Challenges with Retries
Retries help in recovering from transient or partial failures by resending requests, but they can worsen system overloads if not managed carefully. Here are some challenges associated with retries:
- Retry Storms: A retry storm occurs when multiple clients or services simultaneously retry failed requests to an overloaded or recovering service. This flood of retries can exacerbate the problem and can lead to performance degradation or a self-inflicted Denial of Service (DoS) attack.
- Idempotency and Data Consistency: Some operations are not idempotent and performing them multiple times can lead to inconsistent or incorrect results (e.g., processing a financial transaction multiple times).
- Cascading Failures: Retrying can propagate failures upstream or to dependent services. For instance, when a service fails and clients retry excessively, which can overwhelm downstream services.
- Latency Amplification: Retrying failed operations can increase end-to-end latency, as each retry adds a delay before successful resolution.
- Amplified Resource Consumption: Retried operations consume additional CPU, memory, and bandwidth, potentially depleting resources at a faster rate. Even when services eventually succeed, the increased load from retries can harm the overall system.
- Retry Loops or Infinite Retries: If a failed operation is retried continuously without ever succeeding, it can potentially lead to system crashes.

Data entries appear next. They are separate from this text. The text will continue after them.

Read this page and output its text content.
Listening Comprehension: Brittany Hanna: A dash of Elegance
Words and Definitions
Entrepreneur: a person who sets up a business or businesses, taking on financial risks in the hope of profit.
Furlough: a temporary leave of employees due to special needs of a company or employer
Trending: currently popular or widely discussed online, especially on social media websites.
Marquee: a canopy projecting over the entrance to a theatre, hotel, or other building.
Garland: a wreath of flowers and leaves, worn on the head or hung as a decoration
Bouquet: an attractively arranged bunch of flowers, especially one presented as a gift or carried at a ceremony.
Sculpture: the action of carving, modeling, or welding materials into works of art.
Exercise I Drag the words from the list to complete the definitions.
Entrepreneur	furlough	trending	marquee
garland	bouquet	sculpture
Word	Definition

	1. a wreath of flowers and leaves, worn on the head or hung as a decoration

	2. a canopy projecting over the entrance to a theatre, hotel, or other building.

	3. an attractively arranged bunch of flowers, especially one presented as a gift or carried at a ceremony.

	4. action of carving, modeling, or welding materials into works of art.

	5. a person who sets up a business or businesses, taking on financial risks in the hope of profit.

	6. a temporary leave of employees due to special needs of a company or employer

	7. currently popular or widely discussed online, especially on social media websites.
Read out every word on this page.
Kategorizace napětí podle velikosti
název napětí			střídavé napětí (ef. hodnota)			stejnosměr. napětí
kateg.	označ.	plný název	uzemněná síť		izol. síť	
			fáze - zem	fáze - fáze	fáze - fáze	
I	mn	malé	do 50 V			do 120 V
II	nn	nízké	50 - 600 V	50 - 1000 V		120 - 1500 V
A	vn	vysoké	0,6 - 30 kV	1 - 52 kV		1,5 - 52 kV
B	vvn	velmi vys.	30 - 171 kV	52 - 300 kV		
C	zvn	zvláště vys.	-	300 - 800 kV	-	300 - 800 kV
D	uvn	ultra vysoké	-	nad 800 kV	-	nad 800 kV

- Threads and connections starvation: When a service invokes multiple operations and some fail, it may retry all operations, leading to increased overall request latency. If high timeouts are set, threads and connections remain occupied, blocking new traffic.
- Unnecessary Retries on Non-Retryable Failures: Retrying certain types of failures, like authorization errors or malformed requests is unnecessary and wastes system resources.
- Timeout Mismatch Between Services: If the timeout settings for retries between services are not aligned, a downstream service may still be processing a request while the upstream service retries or times out that can result in conflicting states.
Considerations for Retries
Here are some key considerations and best practices for implementing more effective and safer retry mechanisms in distributed systems, enhancing resilience while safeguarding system stability during periods of stress or failure:
- Timeouts: Implement timeouts to prevent clients from waiting indefinitely for a response and reduce resource exhaustion (e.g., memory or threads) caused by prolonged waiting. The challenge lies in selecting the appropriate timeout value: if set too high, resources are wasted; if set too low, it can trigger excessive retries, which increases the risk of outages. It’s recommended to set timeouts that are tightly aligned with performance expectations, ideally less than 2-times your maximum response time to avoid thread starvation. Additionally, monitor for early warning signs by setting alarms when performance degrades (e.g., when P99 latency approaches 50% of the timeout value).
- Timeout Budgeting: In complex distributed systems, timeout budgeting ensures that the total time taken by a request across multiple services doesn’t exceed an acceptable limit. Each downstream service gets a portion of the total timeout, so failure in one service doesn’t excessively delay the entire request chain.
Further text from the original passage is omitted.